The overall high rate of careseeking for 1-59 month-olds was also tempered by a high rate of discharge and low referral from the first health provider. Multiple studies have commented on similar findings, emphasizing that attention needs to be directed to modifiable factors at the facility level [48-51]. Also, of concern in our findings is that many of the non-referred children had moderate-to-severe illness. In a case series, Font et. al investigated referral practices in rural Tanzania and found that too few children were referred to another provider [52]. Poor referral systems have also been flagged as a significant impediment to timely, safe and quality caesarean section deliveries for Tanzanian mothers with resultant poor health outcomes for their infants [53] [54]. It’s important to further understand the reasons for this low referral rate, as this could be interpreted as a health system failure in identifying critically ill children who need referral, or that health providers tend to refer children who have the means and social support to travel to the referral center [52].
Limitations
This study has some limitations that were partly discussed in previous papers [12,55]. The long recall period of up to 7.5 years (range 1-7.5) may have impeded respondents’ recall of events and, thereby, the validity of the findings. This long recall was due to the retrospective design of the VASA studies required to include an adequate sample size of deaths.
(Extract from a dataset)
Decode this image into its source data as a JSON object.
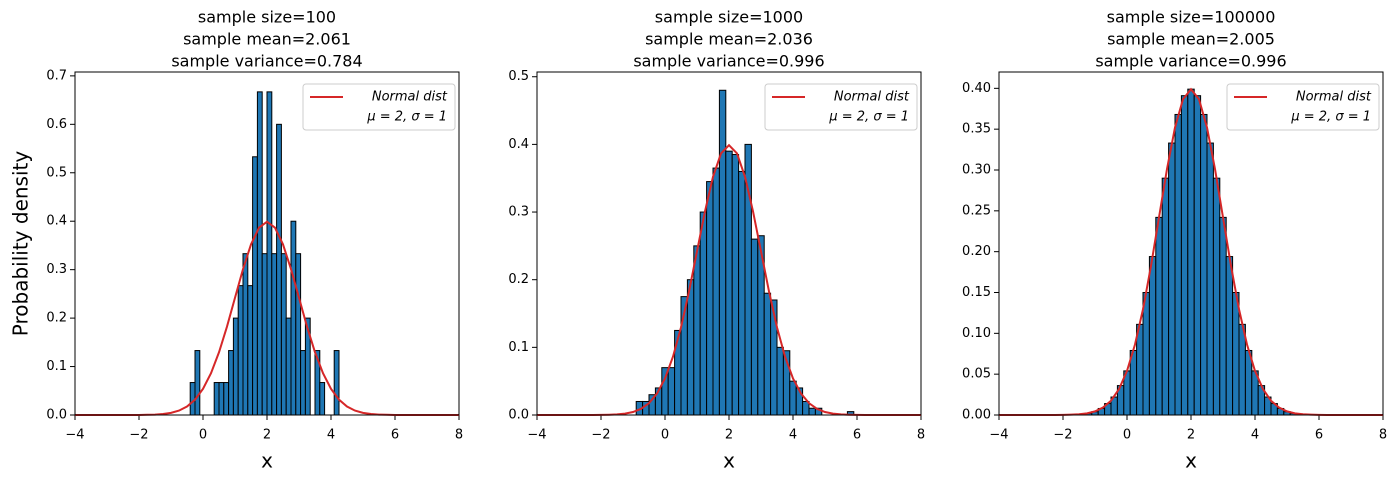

Given that and the fact that the respondents were the main caregivers of the deceased newborns, it is possible that the data may have been affected by different types of biases, including recall bias of past events and the likelihood of providing socially desirable answers to sensitive questions [11]. Nevertheless, the conversational and prompting modes used during the face-to-face interviews, along with the quality of the interviewers, supervisors and trainers, may have lessened the impact of these potential biases.
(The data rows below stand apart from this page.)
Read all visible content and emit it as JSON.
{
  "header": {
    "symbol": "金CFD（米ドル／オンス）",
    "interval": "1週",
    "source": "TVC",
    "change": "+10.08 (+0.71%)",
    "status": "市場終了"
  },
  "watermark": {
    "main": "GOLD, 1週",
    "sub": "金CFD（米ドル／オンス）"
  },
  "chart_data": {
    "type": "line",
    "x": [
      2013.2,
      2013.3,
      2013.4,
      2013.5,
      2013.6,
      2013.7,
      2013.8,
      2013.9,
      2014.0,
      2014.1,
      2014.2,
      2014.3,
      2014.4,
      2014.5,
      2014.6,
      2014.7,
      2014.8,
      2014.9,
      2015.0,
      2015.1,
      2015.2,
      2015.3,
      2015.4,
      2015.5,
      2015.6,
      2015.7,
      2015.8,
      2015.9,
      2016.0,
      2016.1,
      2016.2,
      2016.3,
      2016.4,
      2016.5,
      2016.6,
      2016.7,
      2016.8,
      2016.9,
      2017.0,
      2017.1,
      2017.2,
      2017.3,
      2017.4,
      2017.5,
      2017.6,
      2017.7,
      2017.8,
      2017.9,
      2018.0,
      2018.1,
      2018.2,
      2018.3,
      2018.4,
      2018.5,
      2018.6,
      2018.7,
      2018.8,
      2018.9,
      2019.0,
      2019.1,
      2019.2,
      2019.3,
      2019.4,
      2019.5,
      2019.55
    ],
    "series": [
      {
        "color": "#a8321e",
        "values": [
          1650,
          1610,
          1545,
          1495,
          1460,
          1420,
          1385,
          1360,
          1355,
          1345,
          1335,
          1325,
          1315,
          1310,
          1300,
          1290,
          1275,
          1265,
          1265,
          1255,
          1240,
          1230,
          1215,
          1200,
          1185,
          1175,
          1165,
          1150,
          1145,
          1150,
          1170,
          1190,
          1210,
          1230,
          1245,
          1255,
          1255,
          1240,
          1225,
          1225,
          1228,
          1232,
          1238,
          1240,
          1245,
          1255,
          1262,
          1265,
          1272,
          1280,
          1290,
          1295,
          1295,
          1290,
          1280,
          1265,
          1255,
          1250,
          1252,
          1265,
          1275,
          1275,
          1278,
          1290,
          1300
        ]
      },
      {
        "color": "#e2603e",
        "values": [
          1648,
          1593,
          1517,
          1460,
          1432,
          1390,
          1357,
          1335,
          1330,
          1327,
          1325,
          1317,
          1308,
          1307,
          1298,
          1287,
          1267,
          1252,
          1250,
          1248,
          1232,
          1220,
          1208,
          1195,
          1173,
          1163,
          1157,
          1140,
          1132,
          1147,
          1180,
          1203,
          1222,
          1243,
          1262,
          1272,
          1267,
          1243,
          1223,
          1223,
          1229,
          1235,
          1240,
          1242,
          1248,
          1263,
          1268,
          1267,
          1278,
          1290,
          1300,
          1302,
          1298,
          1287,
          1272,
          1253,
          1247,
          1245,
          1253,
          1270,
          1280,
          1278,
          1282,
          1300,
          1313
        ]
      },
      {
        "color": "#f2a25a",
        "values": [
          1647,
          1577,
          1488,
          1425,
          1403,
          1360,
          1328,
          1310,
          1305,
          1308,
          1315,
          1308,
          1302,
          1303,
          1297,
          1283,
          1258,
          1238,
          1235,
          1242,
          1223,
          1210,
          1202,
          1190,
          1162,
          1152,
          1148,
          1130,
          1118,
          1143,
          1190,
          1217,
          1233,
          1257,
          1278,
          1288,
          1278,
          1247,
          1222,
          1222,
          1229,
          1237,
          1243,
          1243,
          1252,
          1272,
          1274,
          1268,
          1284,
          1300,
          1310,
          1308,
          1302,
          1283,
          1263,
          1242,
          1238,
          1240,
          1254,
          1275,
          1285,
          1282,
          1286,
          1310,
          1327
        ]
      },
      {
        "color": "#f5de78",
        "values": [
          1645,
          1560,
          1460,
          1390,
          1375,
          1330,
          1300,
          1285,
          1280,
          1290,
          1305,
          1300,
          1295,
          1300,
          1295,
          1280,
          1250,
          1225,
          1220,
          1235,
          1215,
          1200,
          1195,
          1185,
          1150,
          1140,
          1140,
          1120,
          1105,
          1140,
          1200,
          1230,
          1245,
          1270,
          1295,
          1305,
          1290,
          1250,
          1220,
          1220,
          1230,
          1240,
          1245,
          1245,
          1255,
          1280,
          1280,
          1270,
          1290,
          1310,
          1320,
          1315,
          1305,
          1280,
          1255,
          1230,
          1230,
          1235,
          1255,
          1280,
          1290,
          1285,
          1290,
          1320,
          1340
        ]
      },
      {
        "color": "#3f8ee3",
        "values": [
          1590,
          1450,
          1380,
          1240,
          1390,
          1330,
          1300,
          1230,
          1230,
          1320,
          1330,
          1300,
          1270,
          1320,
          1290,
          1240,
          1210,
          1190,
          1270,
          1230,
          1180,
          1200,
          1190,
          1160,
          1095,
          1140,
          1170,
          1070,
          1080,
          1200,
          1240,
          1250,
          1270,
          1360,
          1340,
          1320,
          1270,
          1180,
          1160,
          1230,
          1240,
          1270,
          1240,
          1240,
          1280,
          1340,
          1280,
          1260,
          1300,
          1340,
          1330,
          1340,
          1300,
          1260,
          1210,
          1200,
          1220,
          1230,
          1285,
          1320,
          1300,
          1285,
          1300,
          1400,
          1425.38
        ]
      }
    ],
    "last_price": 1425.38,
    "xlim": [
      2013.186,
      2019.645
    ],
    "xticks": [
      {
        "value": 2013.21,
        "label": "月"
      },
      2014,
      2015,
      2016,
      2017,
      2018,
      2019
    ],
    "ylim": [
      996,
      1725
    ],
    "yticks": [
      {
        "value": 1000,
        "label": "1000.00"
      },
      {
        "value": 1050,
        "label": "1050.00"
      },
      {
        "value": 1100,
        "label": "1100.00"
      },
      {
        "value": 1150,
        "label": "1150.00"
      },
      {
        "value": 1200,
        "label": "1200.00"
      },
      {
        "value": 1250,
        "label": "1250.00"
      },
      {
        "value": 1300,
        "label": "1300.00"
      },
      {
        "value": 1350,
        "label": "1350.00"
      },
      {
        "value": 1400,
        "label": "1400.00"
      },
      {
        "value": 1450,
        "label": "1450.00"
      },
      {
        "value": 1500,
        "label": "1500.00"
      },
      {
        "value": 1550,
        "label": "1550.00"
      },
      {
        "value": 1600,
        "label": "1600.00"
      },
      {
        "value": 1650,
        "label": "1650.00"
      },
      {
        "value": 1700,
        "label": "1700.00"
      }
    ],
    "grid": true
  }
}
Limitations to the validity of verbal autopsies have been previously described [56]. Lastly, the study’s ability to identify risk factors for mortality was limited by not including a comparison group of survivors. On the other hand, all interventions examined by SA studies have been shown to be efficacious and effective in promoting newborn and child survival and, thus, included among the interventions examined by the Lives Saved tool [10] or recommended by the WHO. Therefore, these interventions should be accessible to all children.
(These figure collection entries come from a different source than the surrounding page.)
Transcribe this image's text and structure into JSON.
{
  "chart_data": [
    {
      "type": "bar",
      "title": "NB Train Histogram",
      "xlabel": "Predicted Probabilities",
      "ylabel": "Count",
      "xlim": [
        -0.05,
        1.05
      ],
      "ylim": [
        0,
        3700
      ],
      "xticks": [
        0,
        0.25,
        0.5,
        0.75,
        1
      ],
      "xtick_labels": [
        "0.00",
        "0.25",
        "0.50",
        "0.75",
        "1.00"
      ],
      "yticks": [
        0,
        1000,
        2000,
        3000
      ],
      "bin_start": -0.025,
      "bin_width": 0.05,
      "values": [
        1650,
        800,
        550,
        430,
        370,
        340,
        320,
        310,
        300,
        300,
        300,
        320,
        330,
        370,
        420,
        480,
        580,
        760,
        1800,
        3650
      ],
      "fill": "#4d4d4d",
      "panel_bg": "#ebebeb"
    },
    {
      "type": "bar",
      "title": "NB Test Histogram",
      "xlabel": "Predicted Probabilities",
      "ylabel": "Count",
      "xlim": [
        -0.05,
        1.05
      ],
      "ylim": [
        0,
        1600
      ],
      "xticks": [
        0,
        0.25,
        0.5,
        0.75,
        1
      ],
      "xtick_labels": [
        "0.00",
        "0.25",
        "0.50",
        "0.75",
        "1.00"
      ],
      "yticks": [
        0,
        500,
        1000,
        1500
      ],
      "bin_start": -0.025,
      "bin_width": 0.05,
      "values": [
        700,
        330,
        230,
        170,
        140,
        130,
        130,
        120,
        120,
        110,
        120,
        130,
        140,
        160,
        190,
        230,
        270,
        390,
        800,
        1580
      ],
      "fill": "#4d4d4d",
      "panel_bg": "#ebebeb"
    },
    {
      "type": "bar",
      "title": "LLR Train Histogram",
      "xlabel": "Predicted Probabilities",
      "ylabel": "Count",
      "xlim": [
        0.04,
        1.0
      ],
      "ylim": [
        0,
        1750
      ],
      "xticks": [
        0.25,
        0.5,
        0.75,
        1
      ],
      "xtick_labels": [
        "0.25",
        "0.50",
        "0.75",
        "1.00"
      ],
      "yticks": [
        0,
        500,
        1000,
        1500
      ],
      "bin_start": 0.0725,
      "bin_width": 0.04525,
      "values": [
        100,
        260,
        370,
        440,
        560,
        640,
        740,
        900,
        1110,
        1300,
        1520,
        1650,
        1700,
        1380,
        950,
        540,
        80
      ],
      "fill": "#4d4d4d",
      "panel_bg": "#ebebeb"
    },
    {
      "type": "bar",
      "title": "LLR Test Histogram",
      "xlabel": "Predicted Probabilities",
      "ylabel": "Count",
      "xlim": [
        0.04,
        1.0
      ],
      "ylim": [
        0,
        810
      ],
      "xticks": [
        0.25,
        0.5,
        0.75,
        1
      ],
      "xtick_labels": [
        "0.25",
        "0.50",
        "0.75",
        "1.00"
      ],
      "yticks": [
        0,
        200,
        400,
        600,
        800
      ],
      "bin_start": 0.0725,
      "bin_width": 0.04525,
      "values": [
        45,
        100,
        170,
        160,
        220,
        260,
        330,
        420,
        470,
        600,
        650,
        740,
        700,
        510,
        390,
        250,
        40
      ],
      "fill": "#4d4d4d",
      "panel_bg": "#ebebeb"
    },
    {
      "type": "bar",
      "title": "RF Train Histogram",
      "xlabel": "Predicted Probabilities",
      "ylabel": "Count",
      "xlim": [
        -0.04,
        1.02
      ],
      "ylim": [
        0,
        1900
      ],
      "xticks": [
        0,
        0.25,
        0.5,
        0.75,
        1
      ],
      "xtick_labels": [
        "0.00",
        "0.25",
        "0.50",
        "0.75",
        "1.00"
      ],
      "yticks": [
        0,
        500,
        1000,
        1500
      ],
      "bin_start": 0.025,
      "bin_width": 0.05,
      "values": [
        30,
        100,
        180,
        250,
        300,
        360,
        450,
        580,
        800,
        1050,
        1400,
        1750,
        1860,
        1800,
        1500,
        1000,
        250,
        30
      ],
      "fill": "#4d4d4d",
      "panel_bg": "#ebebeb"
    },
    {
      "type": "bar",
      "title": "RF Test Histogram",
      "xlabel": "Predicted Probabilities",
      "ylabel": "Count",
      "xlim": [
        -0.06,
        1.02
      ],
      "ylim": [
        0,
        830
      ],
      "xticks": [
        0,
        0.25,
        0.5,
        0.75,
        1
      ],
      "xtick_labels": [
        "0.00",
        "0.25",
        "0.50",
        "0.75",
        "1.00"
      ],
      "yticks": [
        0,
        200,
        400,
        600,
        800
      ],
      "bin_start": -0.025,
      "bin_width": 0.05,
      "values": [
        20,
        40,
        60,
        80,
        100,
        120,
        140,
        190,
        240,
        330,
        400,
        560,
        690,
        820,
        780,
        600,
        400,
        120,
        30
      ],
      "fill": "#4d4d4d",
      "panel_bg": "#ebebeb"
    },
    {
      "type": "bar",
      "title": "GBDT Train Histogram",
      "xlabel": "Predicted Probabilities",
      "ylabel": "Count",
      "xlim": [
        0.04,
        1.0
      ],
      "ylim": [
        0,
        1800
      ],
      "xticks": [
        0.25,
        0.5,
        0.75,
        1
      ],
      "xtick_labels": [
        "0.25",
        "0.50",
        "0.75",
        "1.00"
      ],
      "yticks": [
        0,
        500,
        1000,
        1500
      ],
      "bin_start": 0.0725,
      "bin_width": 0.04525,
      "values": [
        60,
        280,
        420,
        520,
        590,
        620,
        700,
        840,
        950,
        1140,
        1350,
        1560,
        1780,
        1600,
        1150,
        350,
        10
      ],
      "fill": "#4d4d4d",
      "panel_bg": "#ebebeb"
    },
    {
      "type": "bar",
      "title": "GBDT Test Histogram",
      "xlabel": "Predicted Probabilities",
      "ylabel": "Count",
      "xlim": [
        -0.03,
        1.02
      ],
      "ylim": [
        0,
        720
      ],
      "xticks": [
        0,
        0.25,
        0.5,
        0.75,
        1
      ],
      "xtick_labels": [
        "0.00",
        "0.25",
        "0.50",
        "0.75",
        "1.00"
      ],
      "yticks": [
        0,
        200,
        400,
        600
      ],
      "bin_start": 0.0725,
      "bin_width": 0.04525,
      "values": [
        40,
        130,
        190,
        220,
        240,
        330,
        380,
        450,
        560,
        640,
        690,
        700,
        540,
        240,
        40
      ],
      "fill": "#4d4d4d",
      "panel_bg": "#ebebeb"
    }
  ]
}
Tanzania has made good progress in child survival. Our study points to some key achievements and to areas of needed improvement. High coverage of most indicators along the continuum of care for newborns and young children indicates good access to primary health care facilities. Yet the country needs to address the gaps in coverage of early initiation of breastfeeding and hygienic cord care. The findings also suggest that Tanzania is in the early stage of an epidemiological transition, necessitating increased focus of its health system strengthening efforts on facility-based interventions targeting maternal labor and delivery complications and neonatal causes of death.
A large proportion of neonatal deaths still occur in the community, and Tanzania could make rapid progress by scaling up key interventions for neonates and promoting maternal recognition of neonatal illnesses and careseeking before the child becomes severely ill. The iCCM approach should be expanded to the whole country for its positive effect on overall use of health services at facility level. The time has come for Tanzania to complete the unfinished agenda in child survival.